The Charmed and Troubled Life of a Poet of Our Times (Jakarta Globe)

Reading about the lives of the rich and/or famous can be an unexpectedly humdrum affair. Biographers may trawl through the life history of the celebrity digging up childhood facts that are probably less significant than the biographer would like us to believe they are. Meanwhile, autobiographers may try to be revelatory but only end up revealing that the person behind the public image actually is not all that interesting.

“I’m Your Man,” a biography of Leonard Cohen written by Sylvie Simmons, suffers from neither of these problems and that is a relief because at 560 pages it is a rather hefty volume. The voluminous nature of this biography is probably a product of both its subject matter and the skill and dedication that the writer was able to bring to the task.

The subject matter is of course the rather enigmatic but hugely influential singer-songwriter Cohen, who might more accurately be described as a poet of our modern times. The writer, meanwhile, is a respected music journalist who has previous biography credits chronicling the lives of Neil Young and Serge Gainsbourg, two popular artists not a million miles distant from Cohen.

Simmons has produced a remarkably thorough book that, although it is huge, is neither labored nor tedious in presenting the details. Ultimately, it is both thoughtful and revelatory, as it helps the reader see and appreciate the factors that molded the poet that Cohen would become. 

Cohen has led both a charmed and troubled life, and this no doubt shaped and guided his artistry.

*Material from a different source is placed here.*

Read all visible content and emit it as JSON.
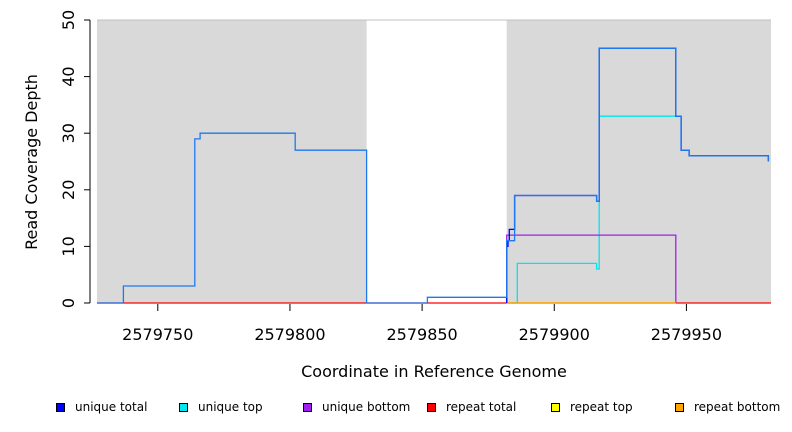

Born in 1934 into an upper middle class family of Jewish ancestry in Montreal, Canada, Cohen in his early years clearly enjoyed a comfortable family life. The death of his father when Cohen was only 9 years old surely had an impact on his upbringing, but his mother of Lithuanian decent and his older sister did much to make up for this loss. He grew up to become a poet who would enjoy trips to Greek islands — a life of some luxury, to be sure.

The book is thorough in articulating Cohen’s religious influences. Both of his grandfathers were noteworthy in Canadian-Jewish spheres. His maternal grandfather was a Talmudic scholar and rabbi, whilst his paternal grandfather (with the rather cool name of Lyon Cohen), was a leader of the Canadian-Jewish community.

Evidently, Cohen’s upbringing was deeply rooted in the Jewish tradition. But later in life he dabbled in Scientology, before leaving the cities behind in 1993 to take to the Californian hills and join the Mount Baldy Zen Center.

This says much of the man’s spirituality. He spent about five years at the Zen center and was ordained as a Zen Buddhist monk. All of this religious exposure and exploration of the spiritual undoubtedly helped to craft the gentle, vulnerable and deeply moving lyricism of his music.

Bouts of depression and self-doubt throughout his life would have had similar impacts, but also illustrate the rising and falling, twisting and turning life of an artist. One of the “falls” that Cohen had to face was when he chose to leave the Zen center and return to his native Montreal.

Simmons relates how it was then that Cohen discovered that his business manager, Kelley Lynch, had essentially stolen all of his money. What was bad for Cohen turned out to be good for his fans, as his financial ruin meant he had to hit the concert circuit again to recoup the lost funds.

In less sympathetic hands than Simmons’s, a biography of Cohen could portray him as a fairly scurrilous womanizer, as he has been associated with many women, some famous, over the years. But this biographer was able to weave such relationships into the overall pattern of an artist, his life and work. In this way it is less about womanizing and more about love, and that love is woven into his art.

“I’m Your Man” is a thorough portrayal of the life of a great artist. It is comprehensive without succumbing to idolization.